En mars 2020, l’entreprise prévoyait une refonte de sa plateforme Web d’ici la fin de l’année. Mais étant donné le bond des achats en ligne suscité par la COVID-19, le temps a pressé. « Ce serait fou de penser faire en 6 mois une refonte complète, comprenant tous les systèmes d’arrière-guichet, dont le système de gestion des commandes. » Mais on a pris les grands moyens, et le nouveau site Web est aujourd’hui en service. Ian Rosen en aura bien besoin pour atteindre sa cible 2020 : une hausse de 350 % des ventes numériques, rien de moins. Le site Web « sera presque notre plus grand magasin », illustre-t-il.

Une nouvelle technologie au service des relations avec les clients

Quand Harry Rosen et son frère Lou ont ouvert leur boutique dans un quartier peu en vogue de Toronto, les visites se faisaient sur rendez-vous. Ils avaient donc le temps d’étaler des morceaux sur une table avant l’arrivée du client, ce qu’ils nommaient la « mise en place ».

La règle d’or : présenter une pièce maîtresse, des accessoires pour la mettre en valeur et des options par groupe de 3. « Il faut repousser légèrement les limites du client. On ne se contente pas de lui montrer ce qu’il demande », ajoute Ian Rosen.
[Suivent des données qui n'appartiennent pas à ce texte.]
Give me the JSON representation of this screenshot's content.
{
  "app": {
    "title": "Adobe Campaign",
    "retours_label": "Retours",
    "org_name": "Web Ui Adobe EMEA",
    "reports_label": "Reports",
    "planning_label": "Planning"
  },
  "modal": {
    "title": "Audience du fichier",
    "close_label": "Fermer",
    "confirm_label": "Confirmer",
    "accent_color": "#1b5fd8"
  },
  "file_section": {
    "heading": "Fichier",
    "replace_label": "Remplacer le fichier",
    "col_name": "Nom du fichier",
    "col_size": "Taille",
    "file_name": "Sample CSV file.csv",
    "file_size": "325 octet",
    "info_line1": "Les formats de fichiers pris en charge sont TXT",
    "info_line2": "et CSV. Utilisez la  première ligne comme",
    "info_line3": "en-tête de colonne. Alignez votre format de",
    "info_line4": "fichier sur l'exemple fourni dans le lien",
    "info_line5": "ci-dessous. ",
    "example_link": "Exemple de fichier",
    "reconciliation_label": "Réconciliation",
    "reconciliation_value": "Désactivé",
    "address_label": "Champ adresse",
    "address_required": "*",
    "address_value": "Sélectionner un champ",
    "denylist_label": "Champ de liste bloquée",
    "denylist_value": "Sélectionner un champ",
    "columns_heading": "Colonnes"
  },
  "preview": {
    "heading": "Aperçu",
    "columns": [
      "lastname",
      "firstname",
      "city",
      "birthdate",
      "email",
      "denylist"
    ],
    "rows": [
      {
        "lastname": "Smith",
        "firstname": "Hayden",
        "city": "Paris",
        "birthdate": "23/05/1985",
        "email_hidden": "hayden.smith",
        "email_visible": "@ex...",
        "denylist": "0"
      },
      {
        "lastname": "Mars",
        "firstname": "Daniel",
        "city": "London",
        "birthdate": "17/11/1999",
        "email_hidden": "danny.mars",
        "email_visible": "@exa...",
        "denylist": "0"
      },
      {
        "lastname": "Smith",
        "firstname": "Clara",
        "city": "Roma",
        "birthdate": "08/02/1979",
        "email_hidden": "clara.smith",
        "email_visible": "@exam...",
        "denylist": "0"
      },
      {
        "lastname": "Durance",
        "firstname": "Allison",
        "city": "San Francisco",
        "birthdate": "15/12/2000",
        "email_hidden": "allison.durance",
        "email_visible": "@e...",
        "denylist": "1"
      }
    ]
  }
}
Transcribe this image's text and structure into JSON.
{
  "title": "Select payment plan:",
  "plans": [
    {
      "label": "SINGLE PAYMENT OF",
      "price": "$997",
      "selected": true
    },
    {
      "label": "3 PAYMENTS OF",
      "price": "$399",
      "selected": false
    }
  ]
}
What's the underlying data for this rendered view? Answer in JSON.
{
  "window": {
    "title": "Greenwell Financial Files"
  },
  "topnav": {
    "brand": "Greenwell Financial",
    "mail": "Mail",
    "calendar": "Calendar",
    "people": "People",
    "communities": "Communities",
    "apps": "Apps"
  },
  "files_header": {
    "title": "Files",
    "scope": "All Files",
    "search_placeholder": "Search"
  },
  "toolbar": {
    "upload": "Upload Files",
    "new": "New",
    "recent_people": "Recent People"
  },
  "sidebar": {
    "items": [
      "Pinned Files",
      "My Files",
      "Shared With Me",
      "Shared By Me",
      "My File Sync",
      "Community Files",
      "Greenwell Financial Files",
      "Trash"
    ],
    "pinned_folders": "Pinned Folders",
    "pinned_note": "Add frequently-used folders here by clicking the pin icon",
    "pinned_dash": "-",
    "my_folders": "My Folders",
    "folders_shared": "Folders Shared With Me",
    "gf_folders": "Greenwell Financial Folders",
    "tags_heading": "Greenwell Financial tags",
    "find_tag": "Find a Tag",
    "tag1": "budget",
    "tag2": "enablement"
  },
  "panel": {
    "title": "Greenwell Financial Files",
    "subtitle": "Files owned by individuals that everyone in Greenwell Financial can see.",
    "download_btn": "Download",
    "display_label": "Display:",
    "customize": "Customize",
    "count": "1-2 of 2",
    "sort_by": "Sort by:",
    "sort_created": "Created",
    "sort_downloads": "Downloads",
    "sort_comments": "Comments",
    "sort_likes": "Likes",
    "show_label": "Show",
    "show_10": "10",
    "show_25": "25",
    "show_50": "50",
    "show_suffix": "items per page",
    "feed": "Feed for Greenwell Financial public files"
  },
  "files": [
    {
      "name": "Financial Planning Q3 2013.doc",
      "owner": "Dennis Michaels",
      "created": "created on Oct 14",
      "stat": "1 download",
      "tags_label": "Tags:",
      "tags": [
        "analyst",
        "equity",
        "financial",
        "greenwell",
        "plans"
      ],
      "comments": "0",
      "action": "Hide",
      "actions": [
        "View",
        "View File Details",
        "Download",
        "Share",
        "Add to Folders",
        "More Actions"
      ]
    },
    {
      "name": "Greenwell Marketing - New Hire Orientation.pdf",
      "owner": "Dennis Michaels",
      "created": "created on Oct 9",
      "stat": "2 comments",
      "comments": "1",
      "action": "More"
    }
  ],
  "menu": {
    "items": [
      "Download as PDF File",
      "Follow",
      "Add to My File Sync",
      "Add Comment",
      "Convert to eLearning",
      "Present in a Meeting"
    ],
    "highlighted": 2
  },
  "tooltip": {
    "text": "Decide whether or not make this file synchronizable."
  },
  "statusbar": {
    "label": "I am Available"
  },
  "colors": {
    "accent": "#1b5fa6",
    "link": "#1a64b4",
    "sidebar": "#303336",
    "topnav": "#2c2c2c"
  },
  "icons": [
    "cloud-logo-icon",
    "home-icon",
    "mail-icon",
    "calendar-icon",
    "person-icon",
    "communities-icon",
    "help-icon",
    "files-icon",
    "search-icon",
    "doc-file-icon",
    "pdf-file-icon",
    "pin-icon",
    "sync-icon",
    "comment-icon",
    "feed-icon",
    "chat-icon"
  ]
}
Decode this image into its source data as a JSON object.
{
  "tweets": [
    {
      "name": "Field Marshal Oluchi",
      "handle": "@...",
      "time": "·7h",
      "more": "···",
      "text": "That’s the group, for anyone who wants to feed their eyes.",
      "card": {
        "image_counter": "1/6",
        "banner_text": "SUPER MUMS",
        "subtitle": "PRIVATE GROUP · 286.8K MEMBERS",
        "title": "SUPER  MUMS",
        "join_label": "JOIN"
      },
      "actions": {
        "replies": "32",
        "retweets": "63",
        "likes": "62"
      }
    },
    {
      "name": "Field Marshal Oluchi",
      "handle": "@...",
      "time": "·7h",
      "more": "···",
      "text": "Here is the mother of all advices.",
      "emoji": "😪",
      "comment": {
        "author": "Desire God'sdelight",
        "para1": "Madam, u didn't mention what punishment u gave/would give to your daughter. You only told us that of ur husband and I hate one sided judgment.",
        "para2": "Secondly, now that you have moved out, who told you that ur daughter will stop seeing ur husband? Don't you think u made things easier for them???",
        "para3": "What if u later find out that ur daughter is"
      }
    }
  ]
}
Le but est d’éviter au client d’avoir à éplucher tout le site Web. Le gros du travail est déjà fait.

Ian Rosen

La pratique est aujourd’hui modernisée grâce à l’appli Herringbone. Introduite à l’été 2019, elle donne aux conseillers l’accès en temps réel aux stocks et aux dossiers clients. Grâce à celle-ci, le conseiller crée des ensembles personnalisés composés de morceaux disponibles en ligne que le client peut acheter en quelques clics. « Le but est d’éviter au client d’avoir à éplucher tout le site Web. Le gros du travail est déjà fait. » Le conseiller peut aussi créer un profil client; à la visite suivante, il pourra alors faire ses suggestions en fonction des tailles et des préférences qu’il connaît déjà.

« Le message qu’envoie la mise en place, en personne comme le faisait mon grand-père ou virtuellement comme le font nos conseillers, c’est : Cette relation entre vous et moi m’intéresse. »

Les tendances feront leur temps, mais la technologie aidera la marque Harry Rosen – et la mise en place – à perdurer. « C’est le plus bel héritage que je puisse imaginer », conclut Ian Rosen, souriant.